Los Chejov se atrevieron por fin a dar funciones en público. Lo hacían en granjas o en las casas de amigos más adinerados que poseían un salón. Eran momentos felices. Los negocios del padre seguían siendo difíciles, pero él intentaba vencer a la mala suerte. Terminada la casa, abría una nueva tienda. Eso era absurdo: la primera ya le daba bastantes disgustos y pocas entradas, pero en el pensamiento de Pablo Egorovich esa tienda futura lo arreglaría todo. Lleno de esperanza en un porvenir brillante, decidía educar a sus hijos lo mejor posible: irían todos al gimnasio. Por ese entonces hasta les hizo dar clases de francés por una tal señora Chopin, y de música por un empleado de banco que enseñaba piano en sus ratos de ocio.
Fue también en ese tiempo cuando los muchachos Chejov fundaron un periódico: «El tartamudo». Alejandro y Antón lo redactaban; Nicolás lo ilustraba. Después, los dos mayores partieron: estaban en edad de proseguir sus estudios en la Universidad. Dejaron Taganrog por Moscú. Antón quedó solo como director y redactor de «El tartamudo», pero no se cansó ni lo abandonó.
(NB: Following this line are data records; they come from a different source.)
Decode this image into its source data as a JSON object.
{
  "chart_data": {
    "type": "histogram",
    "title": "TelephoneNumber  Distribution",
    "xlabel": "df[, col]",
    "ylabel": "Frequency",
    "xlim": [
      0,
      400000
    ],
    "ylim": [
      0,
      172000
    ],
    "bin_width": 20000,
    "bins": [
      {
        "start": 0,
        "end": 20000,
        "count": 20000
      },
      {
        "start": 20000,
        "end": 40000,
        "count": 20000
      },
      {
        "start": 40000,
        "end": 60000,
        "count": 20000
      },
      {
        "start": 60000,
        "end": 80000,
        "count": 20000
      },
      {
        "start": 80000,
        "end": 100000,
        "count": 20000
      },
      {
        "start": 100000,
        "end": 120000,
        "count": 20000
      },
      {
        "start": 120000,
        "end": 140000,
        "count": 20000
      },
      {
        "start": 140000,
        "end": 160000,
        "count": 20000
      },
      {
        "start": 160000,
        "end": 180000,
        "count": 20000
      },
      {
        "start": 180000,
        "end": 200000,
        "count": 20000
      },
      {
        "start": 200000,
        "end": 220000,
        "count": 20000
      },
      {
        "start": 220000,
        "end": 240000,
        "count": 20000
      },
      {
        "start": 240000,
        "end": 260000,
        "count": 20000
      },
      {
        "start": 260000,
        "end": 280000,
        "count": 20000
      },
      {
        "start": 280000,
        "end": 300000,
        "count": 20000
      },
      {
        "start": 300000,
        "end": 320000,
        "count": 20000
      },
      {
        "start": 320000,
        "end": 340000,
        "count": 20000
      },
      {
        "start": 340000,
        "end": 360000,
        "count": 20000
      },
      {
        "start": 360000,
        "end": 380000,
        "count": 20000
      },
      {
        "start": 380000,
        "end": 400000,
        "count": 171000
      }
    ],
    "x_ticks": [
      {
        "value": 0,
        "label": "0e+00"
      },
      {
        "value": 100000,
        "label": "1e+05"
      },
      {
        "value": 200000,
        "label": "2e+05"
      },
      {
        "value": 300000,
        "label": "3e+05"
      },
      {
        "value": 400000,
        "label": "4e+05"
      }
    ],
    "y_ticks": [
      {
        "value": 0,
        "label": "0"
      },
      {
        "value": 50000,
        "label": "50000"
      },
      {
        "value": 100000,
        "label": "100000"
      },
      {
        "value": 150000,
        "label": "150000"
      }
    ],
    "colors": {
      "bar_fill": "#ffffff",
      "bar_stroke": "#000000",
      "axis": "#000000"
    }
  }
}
Ese periódico humorístico, esas mascaradas, esas improvisaciones siempre ligeras y jocosas, reemplazaban para Antón a los primeros poemas, a los ensayos de novela, a las confidencias líricas de los adolescentes comunes. En esa época y en ese medio, a un muchacho de su edad lo trataban con demasiado desdén y brutalidad como para que él se tomara en serio y describiera, aunque sólo fuera para sí, sus ensueños y sensaciones. Bien estaba eso para un joven señor como Puchkin, para un Lermontov adulado desde la infancia. Pero el hijo de tenderos, Antón Chejov, tenía menos soberbia. Sin embargo, él también necesitaba un refugio espiritual, lejos de los rezongos paternos, de los suspiros de la madre, y lo encontraba a su modo en cortas y gratas comedias. Además, se preocupaba por su porvenir; adivinaba que no había que contar mucho con sus padres. Tal vez un día pudiera ganar algunas monedas escribiendo… Alejandro, en Moscú, colaboraba en periódicos humorísticos. En realidad, ningún muchacho serio hubiera encarado deliberadamente la carrera de literato, profesión harto conocida como de muertos de hambre; pero no se trataba de una carrera sino solamente de un medio para aumentar las entradas, como hacía el empleado de banco que redondeaba su sueldo dando lecciones de piano. Eso no estorbaría en nada a su verdadera profesión. Yendo al grano, ¿cuál elegir? Dudaba. A los quince años, estando de visita en casa de unos amigos en la estepa, se bañó, un cálido día de verano, en uno de esos riachos helados que corren errantes y se pierden en la llanura. Estuvo muy enfermo; lo trajeron a Taganrog moribundo, con una peritonitis. Fue salvado por el doctor del gimnasio, un ruso-alemán de apellido Strempf; durante su convalecencia este último le habló de medicina y de ciencias naturales y Antón resolvió ser médico; Pero primero debía terminar sus estudios en el gimnasio de Taganrog, y ya la vida de provincia empezaba a parecerle odiosa.